The European Commission has recommended that Bulgaria and Romania should join the EU next year as planned, but only if they fulfil key conditions.
EU colours have been springing up all over Romania
Bulgaria in particular will have to show tangible results in the fight against corruption and organised crime.
The report presented to the European Parliament also warns both states could face serious membership restrictions and cuts to EU funds after they join.
The final assessment on whether they can join will be delayed until October.
In its progress reports, the commission said the countries' accession could still be postponed until January 2008 if they did not show enough progress by the autumn.
Clear results in tackling organised crime networks
Implement laws for fighting fraud and corruption
Do more to prevent money laundering
Prevent embezzlement of aid
Complete agriculture reforms
Finish setting up agencies for disbursing EU aid to farmers
Agricultural reforms including raising veterinary standards
Make electronic tax system compatible with EU to allow proper collection of VAT
"The possibility of being ready in 2007 is do-able," European Commission President Jose Manuel Barroso told the parliament.

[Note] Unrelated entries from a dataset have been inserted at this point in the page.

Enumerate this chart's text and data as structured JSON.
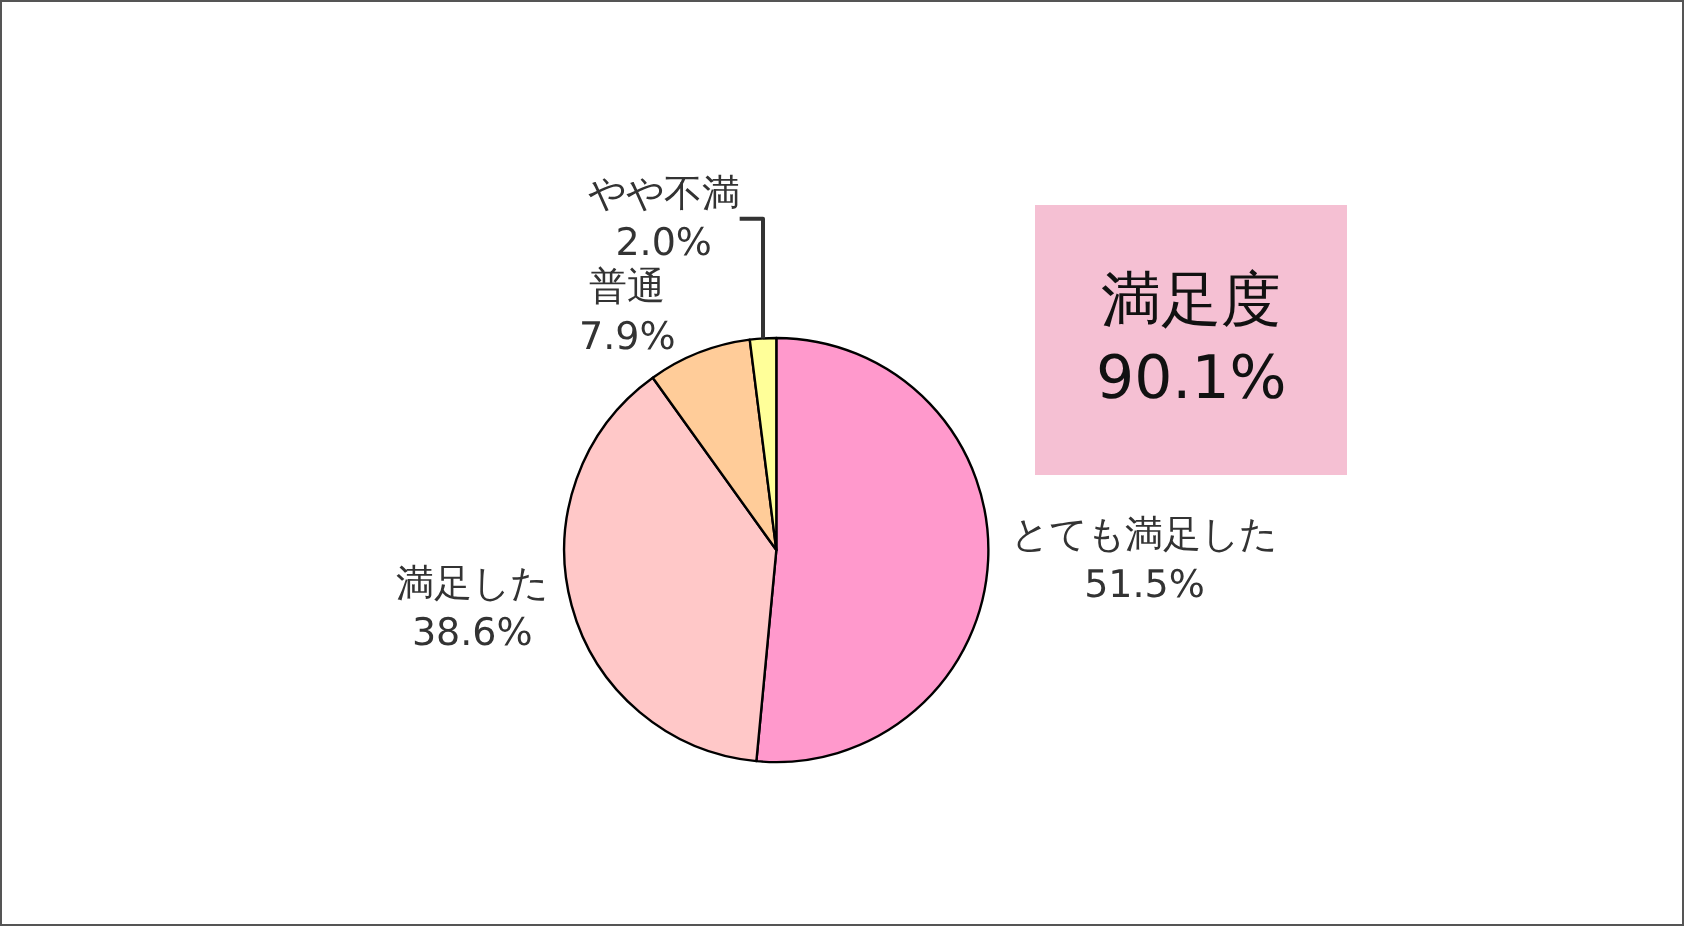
{
  "chart_data": {
    "type": "pie",
    "categories": [
      "とても満足した",
      "満足した",
      "普通",
      "やや不満"
    ],
    "values": [
      51.5,
      38.6,
      7.9,
      2.0
    ],
    "colors": [
      "#ff99cc",
      "#ffc8c8",
      "#ffcc99",
      "#ffff99"
    ],
    "value_labels": [
      "51.5%",
      "38.6%",
      "7.9%",
      "2.0%"
    ],
    "legend": false,
    "annotations": [
      "満足度\n90.1%"
    ]
  }
}
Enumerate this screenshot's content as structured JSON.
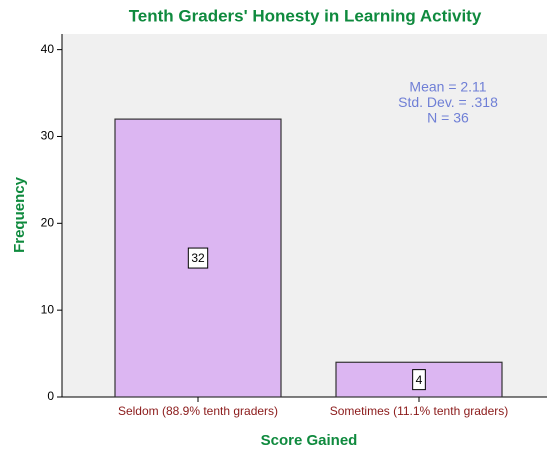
{
  "chart_data": {
    "type": "bar",
    "title": "Tenth Graders' Honesty in Learning Activity",
    "xlabel": "Score Gained",
    "ylabel": "Frequency",
    "categories": [
      "Seldom (88.9% tenth graders)",
      "Sometimes (11.1% tenth graders)"
    ],
    "values": [
      32,
      4
    ],
    "color": "#dcb6f2",
    "ylim": [
      0,
      41.8
    ],
    "yticks": [
      0,
      10,
      20,
      30,
      40
    ],
    "annotations": [
      "Mean = 2.11",
      "Std. Dev. = .318",
      "N = 36"
    ]
  }
}
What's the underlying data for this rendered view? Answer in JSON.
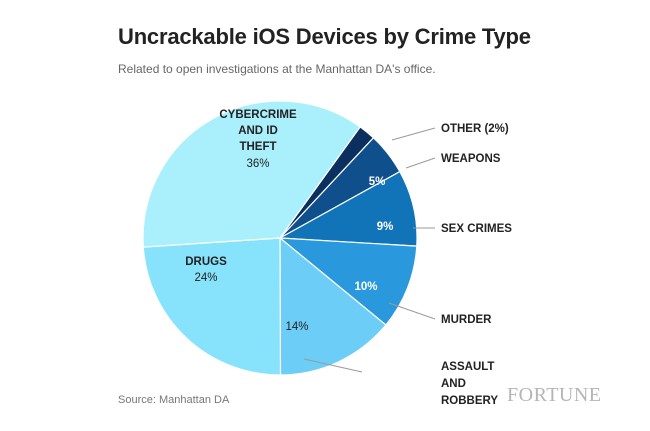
{
  "title": "Uncrackable iOS Devices by Crime Type",
  "subtitle": "Related to open investigations at the Manhattan DA's office.",
  "source": "Source: Manhattan DA",
  "brand": "FORTUNE",
  "chart_data": {
    "type": "pie",
    "title": "Uncrackable iOS Devices by Crime Type",
    "subtitle": "Related to open investigations at the Manhattan DA's office.",
    "slices": [
      {
        "label": "OTHER (2%)",
        "value": 2,
        "value_label": "",
        "color": "#0b2f5e",
        "label_placement": "outside"
      },
      {
        "label": "WEAPONS",
        "value": 5,
        "value_label": "5%",
        "color": "#0e4f8c",
        "label_placement": "outside"
      },
      {
        "label": "SEX CRIMES",
        "value": 9,
        "value_label": "9%",
        "color": "#1274b8",
        "label_placement": "outside"
      },
      {
        "label": "MURDER",
        "value": 10,
        "value_label": "10%",
        "color": "#2a98dc",
        "label_placement": "outside"
      },
      {
        "label": "ASSAULT AND ROBBERY",
        "value": 14,
        "value_label": "14%",
        "color": "#6ccdf6",
        "label_placement": "outside"
      },
      {
        "label": "DRUGS",
        "value": 24,
        "value_label": "24%",
        "color": "#87e3fb",
        "label_placement": "inside"
      },
      {
        "label": "CYBERCRIME AND ID THEFT",
        "value": 36,
        "value_label": "36%",
        "color": "#a9f0fc",
        "label_placement": "inside"
      }
    ]
  }
}
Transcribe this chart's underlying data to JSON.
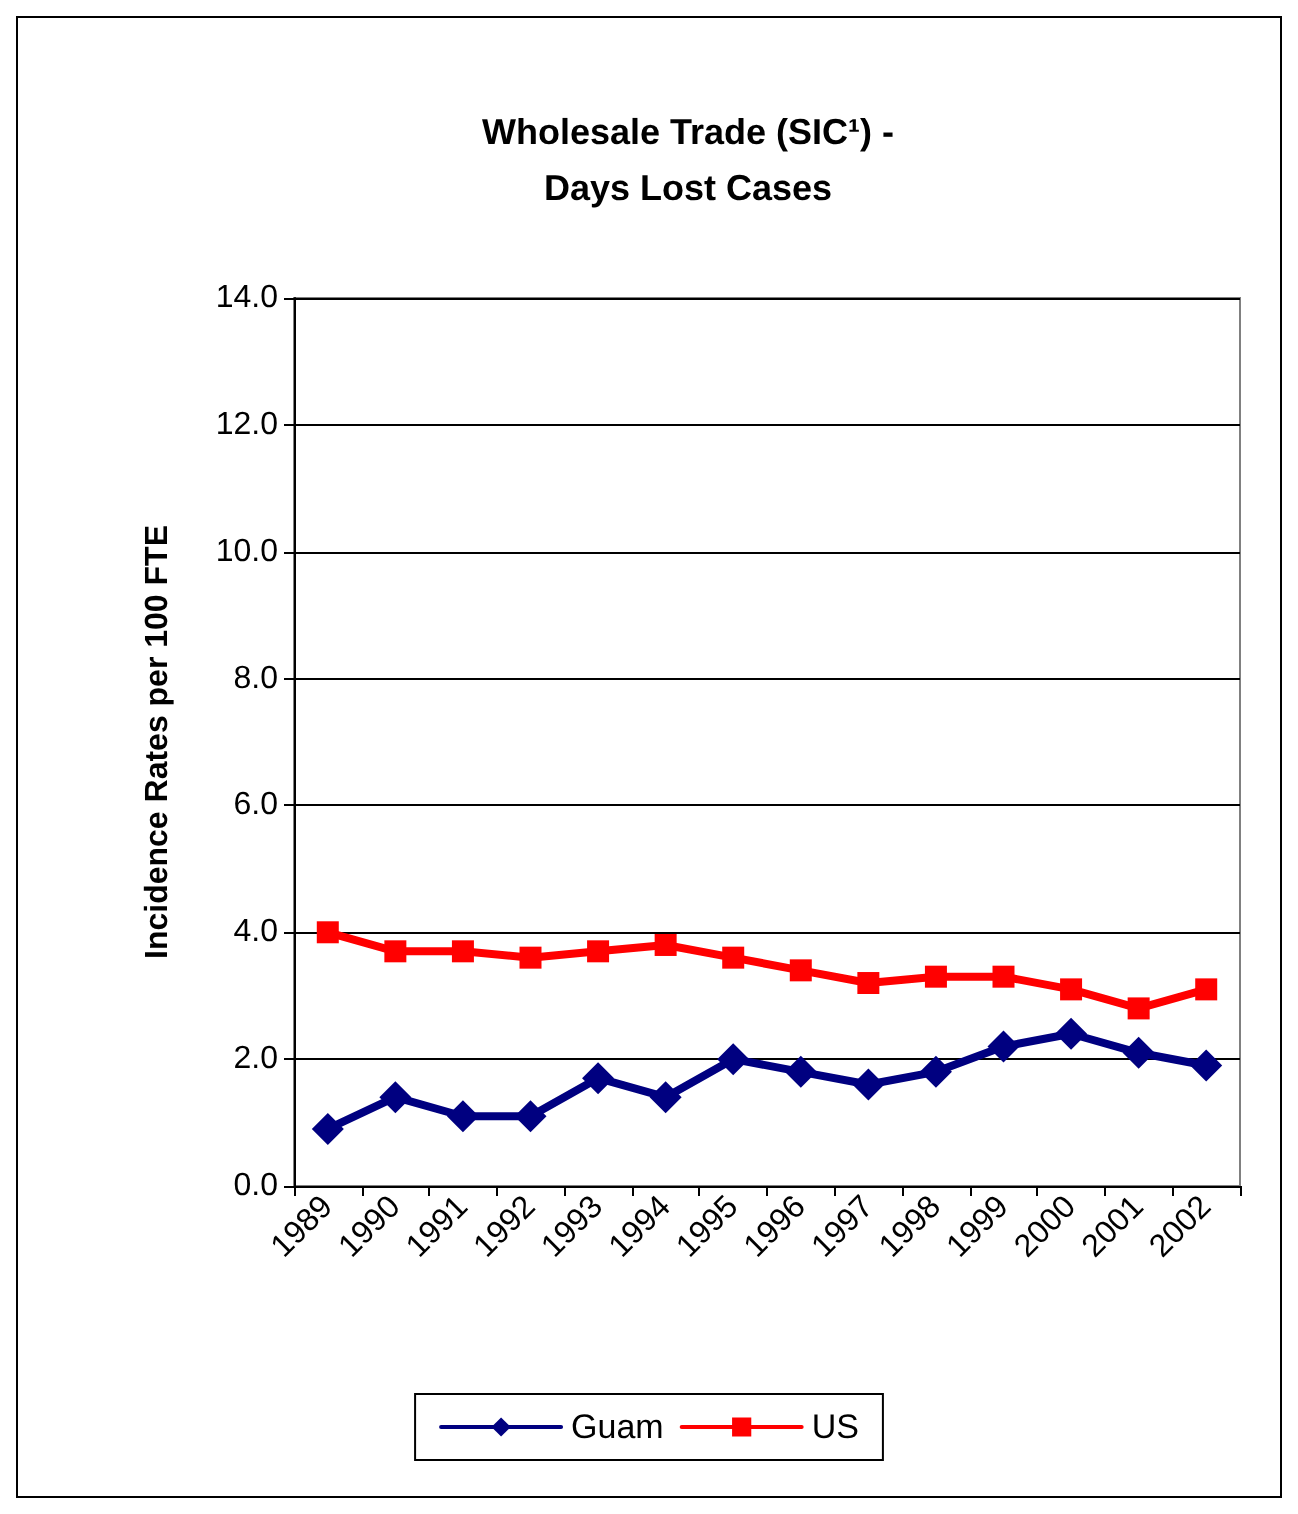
{
  "chart_data": {
    "type": "line",
    "title": "Wholesale Trade (SIC¹) -\nDays Lost Cases",
    "ylabel": "Incidence Rates per 100 FTE",
    "categories": [
      "1989",
      "1990",
      "1991",
      "1992",
      "1993",
      "1994",
      "1995",
      "1996",
      "1997",
      "1998",
      "1999",
      "2000",
      "2001",
      "2002"
    ],
    "series": [
      {
        "name": "Guam",
        "color": "#000080",
        "marker": "diamond",
        "values": [
          0.9,
          1.4,
          1.1,
          1.1,
          1.7,
          1.4,
          2.0,
          1.8,
          1.6,
          1.8,
          2.2,
          2.4,
          2.1,
          1.9
        ]
      },
      {
        "name": "US",
        "color": "#ff0000",
        "marker": "square",
        "values": [
          4.0,
          3.7,
          3.7,
          3.6,
          3.7,
          3.8,
          3.6,
          3.4,
          3.2,
          3.3,
          3.3,
          3.1,
          2.8,
          3.1
        ]
      }
    ],
    "ylim": [
      0,
      14
    ],
    "yticks": [
      {
        "value": 0,
        "label": "0.0"
      },
      {
        "value": 2,
        "label": "2.0"
      },
      {
        "value": 4,
        "label": "4.0"
      },
      {
        "value": 6,
        "label": "6.0"
      },
      {
        "value": 8,
        "label": "8.0"
      },
      {
        "value": 10,
        "label": "10.0"
      },
      {
        "value": 12,
        "label": "12.0"
      },
      {
        "value": 14,
        "label": "14.0"
      }
    ],
    "grid": "y",
    "legend": "bottom",
    "line_style": "solid"
  }
}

"But it is for the two countries to deliver."
Correspondents say the commission does not want to penalise reformist governments in both countries by delaying their entry, but with growing public unease in western Europe over further expansion, it has to keep up the pressure for deeper changes.
Bulgaria has to tackle six areas of serious concern, including high-level corruption and organised crime.
"Indictments, prosecution, trials, convictions and dissuasive sentences remain rare in the fight against high-level corruption," the report warns. It calls for "clear evidence of results".
Romania's to-do list is shorter and more technical, with four points mainly covering food safety and setting up agencies to pay EU farm aids.
The report warns that both countries risk losing billions of euros if these agencies are not in place and that some food exports could be banned to prevent the spread of mad cow disease.
A special monitoring system could also be put in place in the first three years after they join if efforts to tackle corruption and reform the judiciary do not yield results.
Such close monitoring is unprecedented in the EU and some say it could amount to second-class membership, the BBC's Oana Lungescu in Brussels says.
Enlargement Commissioner Olli Rehn said it was the EU's "duty to ensure that once they join, they really meet the conditions".
Mr Barroso and Mr Rehn were due to travel to Romania and Bulgaria this evening to reassure both countries and ask them to make a final push.
Romania welcomed the report as "the best evaluation ever received", while Bulgaria vowed to improve justice and law enforcement.